Los tres se asomaron fuera de la casa, no se veía nada en el exterior. La noche cubría por completo la ladera del río. Regresaron a la casa para guarecerse dentro, haciéndose un sinfín de preguntas sin respuesta. Comentando entre ellos la experiencia vivida durante toda la jornada y maravillándose de la pronta cura de la pierna de Juan, que daba vueltas por toda la estancia doblando y estirando la pierna. Acababan de tener delante lo que vinieron a buscar y no sabían cómo se había ido aquel gigante, sin ni siquiera decirles de dónde había sacado el lodo, cómo encontrarlo o dónde conseguirlo. Quizá la historia del abuelo de Andrés estaba retocada y realmente fue así, que vino un extraño y le roció el pie con barro. Nunca podrían saber la verdad de toda esa leyenda, pensaron los tres a la vez.

Estuvieron hablando largo rato, recordando una y otra vez la situación. Como entró Silverio en la estancia, dónde se colocó mientras hablaba y que estaban haciendo ellos cuando desapareció delante de sus narices. Dialogaron hasta que les venció el sueño. De vez en cuando Alberto se despertaba sobresaltado. Miraba a Juan y Andrés mientras dormían apaciblemente. Volvía a cerrar los ojos. Volvía a dormirse.

A la mañana siguiente se levantaron, recogieron sus cosas e iniciaron la marcha, río abajo, en busca del lugar donde dejaron aparcadas las bicicletas. Sobre las ocho de la mañana afrontaron el regreso hacia Guísar, llegando antes de las diez. Se subieron al tren y regresaron a casa al mediodía. En la Estación de Osca se despidieron y cada uno se fue a su casa. Durante el viaje apenas hablaron; había tantas cosas que decir que lo mejor era no decir nada.

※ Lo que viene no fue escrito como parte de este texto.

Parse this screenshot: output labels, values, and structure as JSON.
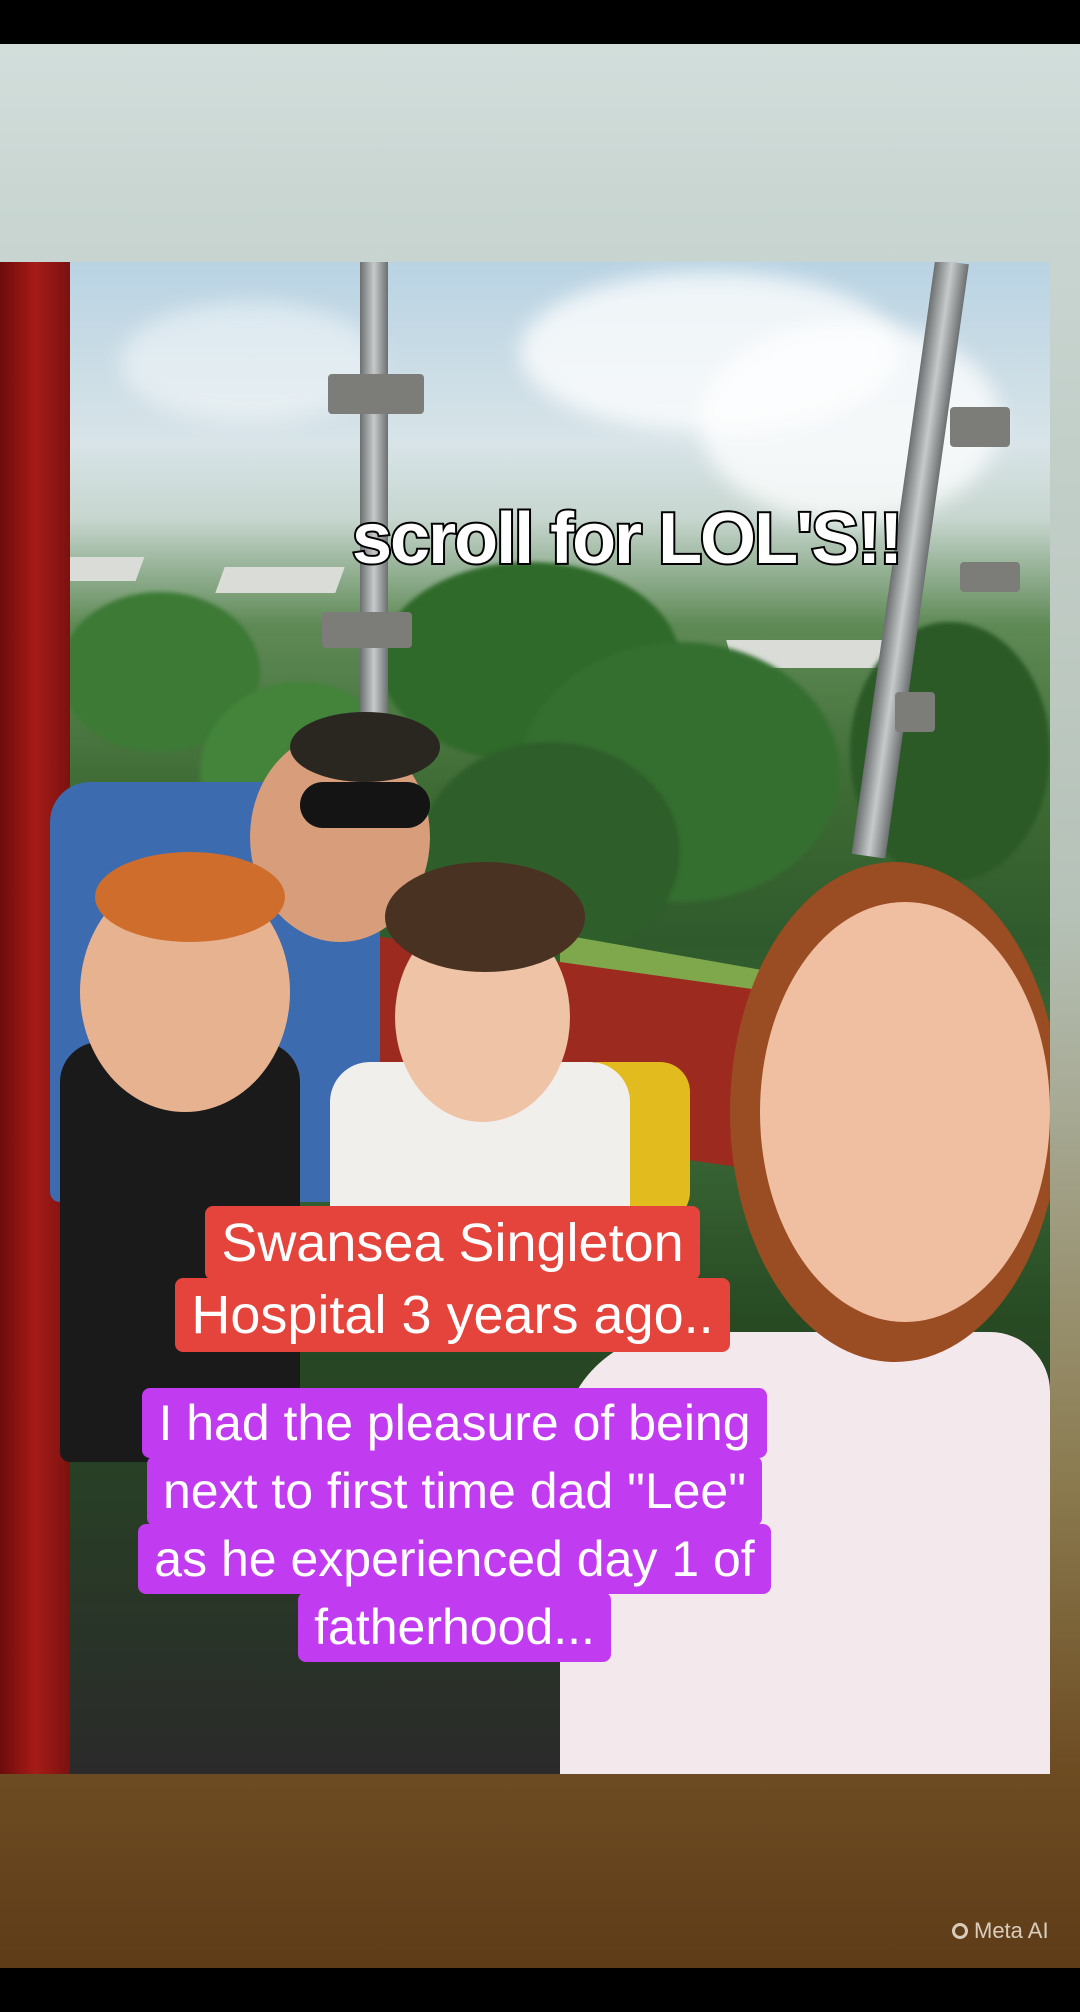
{
  "overlay": {
    "top_caption": "scroll for LOL'S!!",
    "red_sticker_lines": [
      "Swansea Singleton",
      "Hospital 3 years ago.."
    ],
    "purple_sticker_lines": [
      "I had the pleasure of being",
      "next to first time dad \"Lee\"",
      "as he experienced day 1 of",
      "fatherhood..."
    ]
  },
  "badge": {
    "label": "Meta AI",
    "icon": "meta-ai-ring-icon"
  },
  "colors": {
    "red_sticker": "#e4443c",
    "purple_sticker": "#c13cf0",
    "caption_text": "#ffffff"
  }
}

Alberto no quería ni imaginarse la bronca que le esperaba, podía ser impresionante. De camino a su domicilio iba pensando cual sería la mejor excusa que contar a sus padres. Tampoco quedaron de acuerdo con Juan y Andrés sobre las coartadas que podían construir. Pensó que lo mejor sería aguantar el chaparrón como pudiera y que sus padres se olvidaran pronto del asunto, esperaba que ellos, sus amigos, hicieran lo mismo.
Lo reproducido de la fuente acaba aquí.